Of the many great books I read this year, the following 10 have stayed with me, undergirded my thoughts as I go about my days and provoked excellent, chewy conversations about craft and pleasure, empire and resistance. While I’m a little haunted by the violence publishers seem to be doing to the very concept of a series — claiming sequels are stand-alones, while insufficiently supporting and labeling the parts of actual series — I hope you find something to enjoy among these fantastic works.
The Book of Love
By Kelly Link
“The Book of Love” is a landmark, the kind of fantasy novel that has its own gravity and distorts the genre terrain around it. Set in a small town called Lovesend, it tells the story of teenagers who return from the dead and must compete to remain alive by completing magical tasks. A tender tribute to romance novels, fairy villains and fairy lovers, “The Book of Love” does justice to its name.
Rakesfall
By Vajra Chandrasekera
Chandrasekera’s second novel shifts wildly in structure and narration to dazzling result. Souls recur in various combinations and circumstances, organized around how to endure fascism and kill kings. A TV show that is perhaps reality gives way to a play about beings who reincarnate over thousands of years, which gives way to a murder mystery involving a cybernetically enhanced near-immortal who wakes from an ancient sleep. Ambitious and kaleidoscopic.
In Universes
By Emet North
This is a haunting and hopeful book, as precise and lingering as the pressure of a finger in a delicate, vulnerable place. Each chapter explores how the life of a gender-fluid researcher named Raffi could change in the wake of different choices. Sometimes wrecked by climate disaster or alien invasion, Raffi’s world nevertheless offers small spaces of intimacy. A gently devastating debut.
The Melancholy of Untold History
By Minsoo Kang
Kang braids a horror-inflected narrative of a raconteur about to be killed by his emperor, a mythic tale of discord between the gods, and a story of a recently bereaved present-day history professor, in a spellbinding book that invites us to question who is telling stories about whom. It’s also — unexpectedly — superbly funny.

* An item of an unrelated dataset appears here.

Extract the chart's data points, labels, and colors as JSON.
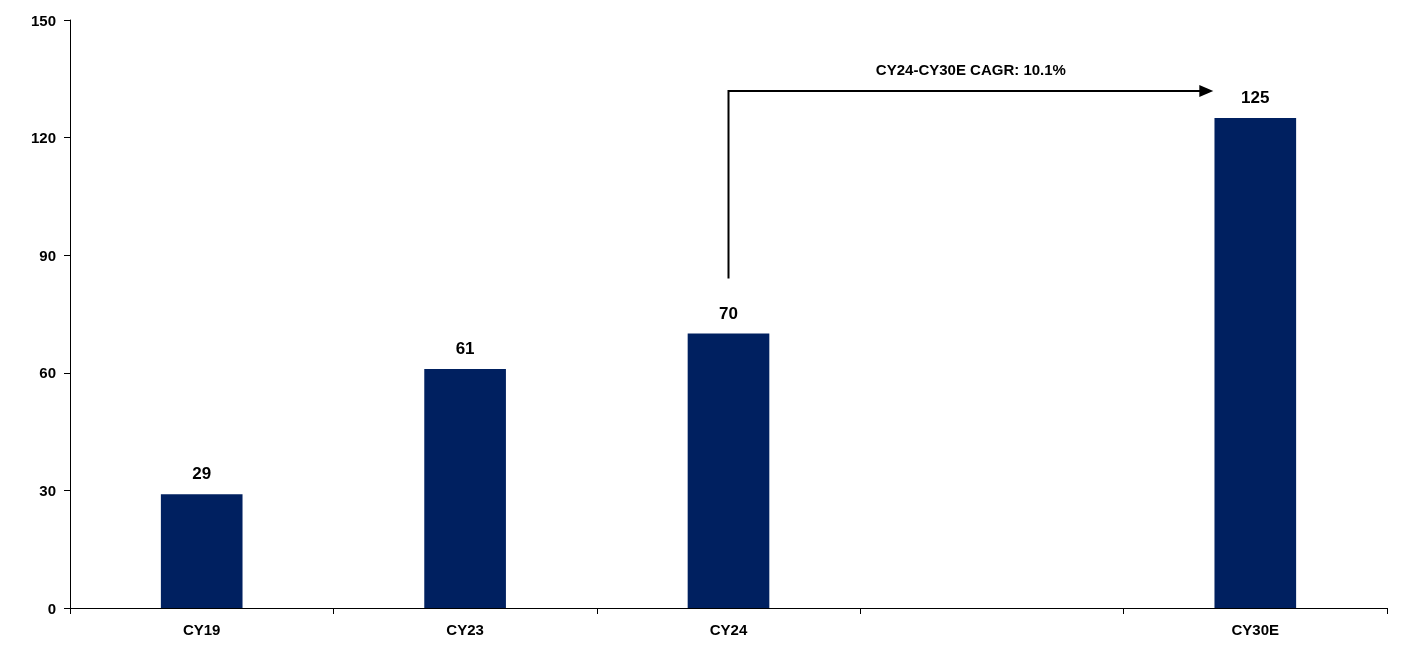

The Practice, the Horizon, and the Chain
By Sofia Samatar
Small but perfectly formed, this novel is set on spaceships stratified into social hierarchies. At the bottom are laborers bound by an enormous chain, in the middle are people who are policed but mostly free, and at the top are unburdened people whose whims shape the lives of those beneath them. Written with Samatar’s usual grace, “The Practice” reads like a précis of her body of work.
Exordia
By Seth J. Dickinson
Dickinson’s science-fiction debut is a first-contact story about a Kurdish war orphan and the warmongering six-headed snake alien she meets in Central Park. Scrutinizing ethics, theoretical physics and the military-industrial complex, “Exordia” is so brilliant that I’m including it in this list despite its decidedly non-stand-alone ending, for which I feel the publisher owes me either an apology or the next two volumes in quick succession.
The Mercy of Gods
By James S.A. Corey
By contrast, “The Mercy of Gods” explicitly launches a series, harrowing in a more measured way, combining campus novel and science-fiction thriller. An alien empire of giant creatures called the Carryx descends on the human-colonized planet Anjiin, slaughtering an eighth of the population and abducting the planet’s elites to test them for “usefulness” on other worlds.
Those Beyond the Wall
By Micaiah Johnson
This is a stand-alone sequel to “The Space Between Worlds,” Johnson’s postapocalyptic debut. Here, travel through the multiverse is possible but comes with the risk of being crushed to death by a cosmic “backlash.” But someone has figured out how to shift that risk from the traveler to others, and innocent people are being killed. Stopping this will require old nemeses and unlikely friends to unite against a common enemy.
The Tainted Cup
By Robert Jackson Bennett
Bennett’s perfectly executed fantasy mystery novel introduces two dynamic detectives in a strange world, as if Nero Wolfe were solving mysteries in Area X. Dinios Kol is an “engraver,” able to remember crime scenes in perfect detail; his employer, Ana Dolabra, is an ostracized investigator whose sensory sensitivity often requires her to wear a blindfold. When a wealthy man is spectacularly murdered, Ana and Din are called in to solve the crime.
Long Live Evil
By Sarah Rees Brennan
“Long Live Evil” launches a series. I cannot stress this enough. This careening meta-fantasy delight, in which a young dying woman enters her little sister’s favorite fantasy novel as its villain, stole a night’s sleep from me as I reveled in it, convinced that it would end cathartically if I could just stay up long enough. But there is no end. There will be more, which is good, but only next year, which is terrible.